In political campaigns, television is still powerful, but voters believe it provides too much spin, too many half-truths, and too little detail. Digital empowers voters to find the precise information and facts they’re seeking. They decide the search terms, the content, the time, the length, and well, everything else. As one Iowa Republican voter in our focus group said, “We’re more informed than we’ve ever been because of the internet.”

We also see this in campaigns for consumer products, financial services, and every other category brand marketers care about.

Today’s voters are spending more time online, almost two hours for every hour spent watching TV.

Julie Hootkin: We’re living in an on-demand world. With just the touch of a button, we can watch a movie, order groceries, and hail a cab. Just as easily, we can visit a candidate’s website, watch a campaign video on YouTube, and fact-check a candidate’s position on Google.
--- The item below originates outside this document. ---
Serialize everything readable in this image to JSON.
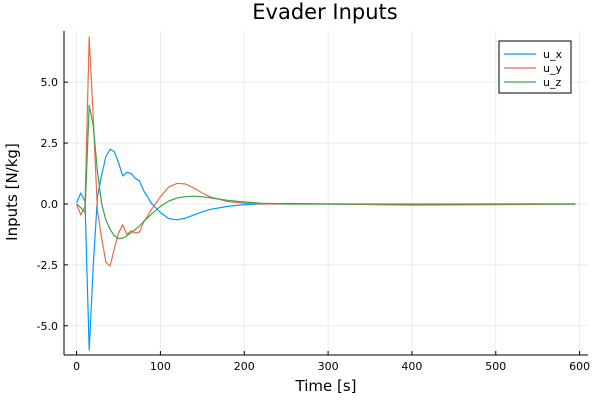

People are “on” 24/7, thanks in large part to their smartphones. For political campaigns, this means today’s voters are more connected than ever before. They are spending more time online, almost two hours for every hour spent watching TV, and they are increasingly relying on their mobile devices to provide them with answers to their questions in real-time. Almost 60% of elections-related searches are now coming from mobile devices, representing nearly 3X growth since the last presidential election cycle.

As a result, campaigns—and brands—have an unprecedented number of opportunities to inform, engage, and persuade voters through digital communications.

How are voters engaging online vs. with traditional media?

Julie Hootkin: Sometimes it feels like we are trapped in a debate that pits traditional against digital, but the truth of the matter is, it’s not a zero-sum game. This goes for both political campaigns and brand marketing: TV is good for some things, and digital is good for others.

TV continues to play an important role in introducing candidates to voters, particularly early on in the campaign cycle. But as voters move through the decision-making process and Election Day approaches, digital plays an increasingly important role. Why? We heard from a lot of voters that they don’t feel like they get the full story from TV—anyone who’s ever written an ad script can tell you, you can only fit about 76 words in a 30-second spot. Voters want more, and they find it online (link is external).

People will watch content that matters to them—regardless of length.

Dr. Frank Luntz: Voters generally dislike and distrust the over-the-top negative political ads they see on television. Don’t get me wrong—they still make an impact. But the 30-second or 60-second spot is not as persuasive and informative as it once was. As an Iowa Democratic voter in our focus group put it, “TV ads don’t tell you enough. They’re a good starting point, but they’re not a good way to make a decision.”

That’s why voters turn to search, news sites, candidate sites, and YouTube to find the full, unedited story and unbiased facts for themselves.